Imagine what the world of advertising or public relations would be like if TV disappeared tomorrow… You see, both of these industries (along with marketing and branding) use every medium available to them to get their message across.
Well, the internet is just another medium. But while it’s just another medium, it’s also distinct from other media (print, radio, TV, etc.) in two important respects.
First, the internet is the multi-medium. In a nutshell, it allows you to feature text, audio, images, and video (the mainstays of the other media) all on page.
Second, and more importantly, it’s the multi-direction medium. It allows message to be communicated from the top-down, from the bottom-up, and from peer-peer-peer. None of the other mainstream media (N.B. the internet is pretty f**king mainstream at this point) can do that.
What this means is that the internet is a social medium. It lets brands talk to consumers, consumers talk to brands, and consumers talk to other consumers.
And it’s always been this social. Some of the earliest instances of the internet were inherently social, from IRC to chat rooms to message boards, people have been talking to masses of other people online (with all that dialogue being archived) since the beginning.
It was quite a while ago that word-of-mouth started moving from being peer-to-peer to being peer-to-peers.
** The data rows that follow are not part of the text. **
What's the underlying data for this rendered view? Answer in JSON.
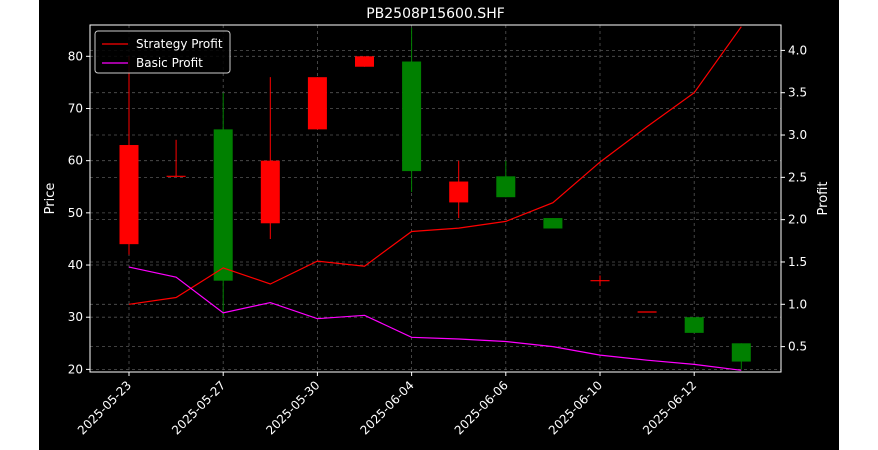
{
  "chart_data": {
    "type": "candlestick",
    "title": "PB2508P15600.SHF",
    "xlabel": "",
    "ylabel": "Price",
    "y2label": "Profit",
    "ylim": [
      19.5,
      86
    ],
    "y2lim": [
      0.2,
      4.3
    ],
    "yticks": [
      20,
      30,
      40,
      50,
      60,
      70,
      80
    ],
    "y2ticks": [
      0.5,
      1.0,
      1.5,
      2.0,
      2.5,
      3.0,
      3.5,
      4.0
    ],
    "y2tick_labels": [
      "0.5",
      "1.0",
      "1.5",
      "2.0",
      "2.5",
      "3.0",
      "3.5",
      "4.0"
    ],
    "xtick_labels": [
      "2025-05-23",
      "2025-05-27",
      "2025-05-30",
      "2025-06-04",
      "2025-06-06",
      "2025-06-10",
      "2025-06-12"
    ],
    "xtick_positions": [
      0,
      2,
      4,
      6,
      8,
      10,
      12
    ],
    "grid": true,
    "legend_position": "top-left",
    "colors": {
      "up": "#ff0000",
      "down": "#008000",
      "strategy": "#ff0000",
      "basic": "#ff00ff",
      "background": "#000000",
      "grid": "#555555"
    },
    "candles": [
      {
        "i": 0,
        "open": 44,
        "close": 63,
        "high": 80,
        "low": 42,
        "color": "up"
      },
      {
        "i": 1,
        "open": 57,
        "close": 57,
        "high": 64,
        "low": 57,
        "color": "up"
      },
      {
        "i": 2,
        "open": 66,
        "close": 37,
        "high": 73,
        "low": 30,
        "color": "down"
      },
      {
        "i": 3,
        "open": 48,
        "close": 60,
        "high": 76,
        "low": 45,
        "color": "up"
      },
      {
        "i": 4,
        "open": 66,
        "close": 76,
        "high": 76,
        "low": 66,
        "color": "up"
      },
      {
        "i": 5,
        "open": 78,
        "close": 80,
        "high": 80,
        "low": 78,
        "color": "up"
      },
      {
        "i": 6,
        "open": 79,
        "close": 58,
        "high": 85.5,
        "low": 54,
        "color": "down"
      },
      {
        "i": 7,
        "open": 52,
        "close": 56,
        "high": 60,
        "low": 49,
        "color": "up"
      },
      {
        "i": 8,
        "open": 57,
        "close": 53,
        "high": 60,
        "low": 53,
        "color": "down"
      },
      {
        "i": 9,
        "open": 49,
        "close": 47,
        "high": 49,
        "low": 47,
        "color": "down"
      },
      {
        "i": 10,
        "open": 37,
        "close": 37,
        "high": 38,
        "low": 36,
        "color": "up"
      },
      {
        "i": 11,
        "open": 31,
        "close": 31,
        "high": 31,
        "low": 31,
        "color": "up"
      },
      {
        "i": 12,
        "open": 30,
        "close": 27,
        "high": 30,
        "low": 27,
        "color": "down"
      },
      {
        "i": 13,
        "open": 25,
        "close": 21.5,
        "high": 25,
        "low": 20,
        "color": "down"
      }
    ],
    "series": [
      {
        "name": "Strategy Profit",
        "color": "#ff0000",
        "values": [
          1.0,
          1.08,
          1.43,
          1.24,
          1.51,
          1.45,
          1.86,
          1.9,
          1.98,
          2.2,
          2.68,
          3.1,
          3.5,
          4.28
        ]
      },
      {
        "name": "Basic Profit",
        "color": "#ff00ff",
        "values": [
          1.44,
          1.32,
          0.9,
          1.02,
          0.83,
          0.87,
          0.61,
          0.59,
          0.56,
          0.5,
          0.4,
          0.34,
          0.29,
          0.22
        ]
      }
    ]
  }
}
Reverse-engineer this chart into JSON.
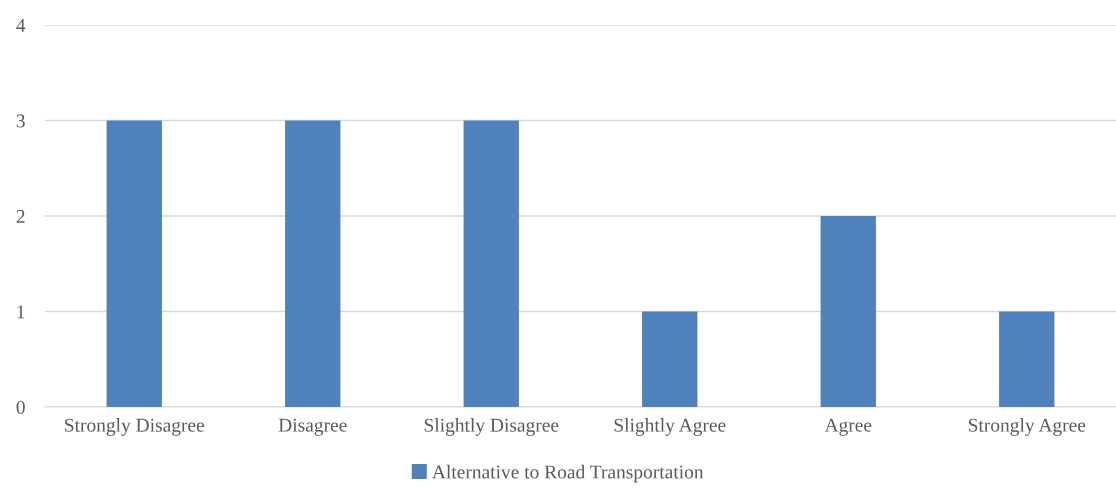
{
  "chart_data": {
    "type": "bar",
    "categories": [
      "Strongly Disagree",
      "Disagree",
      "Slightly Disagree",
      "Slightly Agree",
      "Agree",
      "Strongly Agree"
    ],
    "series": [
      {
        "name": "Alternative to Road Transportation",
        "color": "#4f81bd",
        "values": [
          3,
          3,
          3,
          1,
          2,
          1
        ]
      }
    ],
    "ylim": [
      0,
      4
    ],
    "yticks": [
      0,
      1,
      2,
      3,
      4
    ],
    "grid": "y",
    "legend": "bottom"
  }
}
It’s just that only recently did it reach a sufficiently critical mass that marketers finally started to notice and realize the potential of talking with consumers instead of at them.
The thing with the internet being a mainstream, multi-directional medium, though, is that suddenly what the ad-hack does affects the spin doctor affects the salesman, because it’s all online, it’s all logged, and it’s all accessible to everyone.
This means that marketers have to take great care to ensure that their message is consistent across all channels and across all disciplines. Because if your average customer experience doesn’t reflect the public perception of your brand being touted by your public relations and advertising campaigns respectively, that inconsistency isn’t only going to be glaring, but glaringly accessible, and you’re going to look like a hack.
So in the age of so-called social media, it’s paramount that marketing departments provide clear direction to their advertising and PR people. After all, if marketing begins when you decide to fill a demand, then it precedes any attempt to create a story through branding, tell it through advertising, or teach it to consumers through public relations.
You ask what it would be like if TV disappeared? I think in some ways it has to a certain extent. I think most households will always have a TV, but I have several friends who have no cable. They all have most of their media interaction with the internet.